Wir sind beide OT. Aber ich nehme mit daß du es für akzeptabel hältst, seine Meinung angesichts einer Gewaltdrohung bequem zu ändern.
Das als fanatisch zu bezeichnen, finde ich unverschämt, und du mußt dich nicht wundern, wenn dann jemand hingeht und das Rückgrat erwähnt.

Im Sinne deiner Brockhaus-Defnition ist das jedenfalls nicht. Wenn ich für mich wähle, mir nicht den Glauben vorschreiben zu lassen, ist das nichts mehr als daß ich ein selbstverständliches Recht in Anspruch nehme. Deshalb werte ich andere Glaubensrichtungen ja nicht ab - das ist eine andere Kiste.
 

Lupo

Ritter Kadosch
3. Oktober 2009
6.321
AW: Ist Gott einen Energieforum von besondere Art?

Ich kann die Aufregung um Jäger's Aussage beim besten nicht nachvollziehen ...

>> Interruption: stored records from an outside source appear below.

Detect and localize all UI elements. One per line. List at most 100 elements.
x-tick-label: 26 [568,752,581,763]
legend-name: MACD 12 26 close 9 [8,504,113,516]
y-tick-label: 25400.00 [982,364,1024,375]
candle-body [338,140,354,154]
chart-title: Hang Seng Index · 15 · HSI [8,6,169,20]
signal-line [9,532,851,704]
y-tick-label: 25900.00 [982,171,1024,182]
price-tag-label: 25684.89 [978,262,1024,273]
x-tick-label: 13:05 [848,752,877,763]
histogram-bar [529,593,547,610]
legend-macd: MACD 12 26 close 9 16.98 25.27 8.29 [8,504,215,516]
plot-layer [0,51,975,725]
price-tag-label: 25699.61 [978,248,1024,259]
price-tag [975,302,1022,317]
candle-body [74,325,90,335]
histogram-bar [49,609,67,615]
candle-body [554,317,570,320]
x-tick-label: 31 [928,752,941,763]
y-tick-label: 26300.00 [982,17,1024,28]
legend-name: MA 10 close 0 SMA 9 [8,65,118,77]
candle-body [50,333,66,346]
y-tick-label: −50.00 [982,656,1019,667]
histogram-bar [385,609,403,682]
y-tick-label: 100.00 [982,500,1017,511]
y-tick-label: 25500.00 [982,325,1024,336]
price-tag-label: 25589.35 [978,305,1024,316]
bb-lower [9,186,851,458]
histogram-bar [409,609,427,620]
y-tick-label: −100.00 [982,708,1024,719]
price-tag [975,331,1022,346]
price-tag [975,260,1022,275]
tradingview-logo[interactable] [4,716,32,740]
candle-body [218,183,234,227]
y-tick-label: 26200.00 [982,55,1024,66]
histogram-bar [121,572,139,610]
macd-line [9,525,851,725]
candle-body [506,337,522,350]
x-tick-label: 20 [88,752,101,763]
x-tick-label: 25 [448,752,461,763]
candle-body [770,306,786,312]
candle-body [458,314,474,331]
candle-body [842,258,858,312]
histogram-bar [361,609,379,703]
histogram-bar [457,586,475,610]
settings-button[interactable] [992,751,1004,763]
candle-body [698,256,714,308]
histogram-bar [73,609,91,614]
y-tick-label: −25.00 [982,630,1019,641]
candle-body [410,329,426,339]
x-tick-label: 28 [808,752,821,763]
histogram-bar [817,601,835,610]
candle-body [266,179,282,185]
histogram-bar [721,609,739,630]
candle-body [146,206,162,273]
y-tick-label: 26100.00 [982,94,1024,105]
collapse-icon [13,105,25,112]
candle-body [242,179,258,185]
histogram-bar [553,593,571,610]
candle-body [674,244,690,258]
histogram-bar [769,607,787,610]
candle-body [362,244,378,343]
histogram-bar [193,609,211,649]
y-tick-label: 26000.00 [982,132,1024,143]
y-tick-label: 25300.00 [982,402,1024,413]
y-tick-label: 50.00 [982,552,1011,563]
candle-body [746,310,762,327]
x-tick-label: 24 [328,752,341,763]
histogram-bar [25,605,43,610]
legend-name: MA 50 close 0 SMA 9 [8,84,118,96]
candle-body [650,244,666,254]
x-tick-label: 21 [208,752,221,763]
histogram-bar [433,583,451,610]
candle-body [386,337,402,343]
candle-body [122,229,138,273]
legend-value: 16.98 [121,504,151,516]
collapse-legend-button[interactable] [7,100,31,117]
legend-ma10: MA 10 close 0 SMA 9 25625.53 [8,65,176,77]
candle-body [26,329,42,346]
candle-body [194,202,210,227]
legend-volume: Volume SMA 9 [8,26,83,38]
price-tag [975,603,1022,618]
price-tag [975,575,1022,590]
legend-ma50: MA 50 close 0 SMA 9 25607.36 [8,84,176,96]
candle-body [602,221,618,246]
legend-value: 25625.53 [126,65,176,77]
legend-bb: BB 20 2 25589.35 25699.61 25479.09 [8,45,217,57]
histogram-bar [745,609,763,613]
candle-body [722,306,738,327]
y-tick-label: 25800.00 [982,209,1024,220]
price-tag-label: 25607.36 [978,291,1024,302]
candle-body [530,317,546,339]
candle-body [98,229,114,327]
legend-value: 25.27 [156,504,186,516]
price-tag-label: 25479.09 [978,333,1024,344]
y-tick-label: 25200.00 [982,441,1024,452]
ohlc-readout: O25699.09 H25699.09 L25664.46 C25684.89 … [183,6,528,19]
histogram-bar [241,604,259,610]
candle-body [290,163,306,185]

Es ist auch ein Zeichen von Fanatismus, sich lieber von Löwen zerreißen oder auf dem Scheiterhaufen verbrennen zu lassen ...

Ganz bestimmt gibt es noch andere, viel schlimmere Zeichen und Formen für Fanatismus. Aber im Kern es doch tatsächlich ein Zeichen für Fanatismus, dass man den Wert irgendwelcher Überzeugungen und abstrakter Ideen über den Wert des Lebens, möglicherweise auch des eigenen, stellt.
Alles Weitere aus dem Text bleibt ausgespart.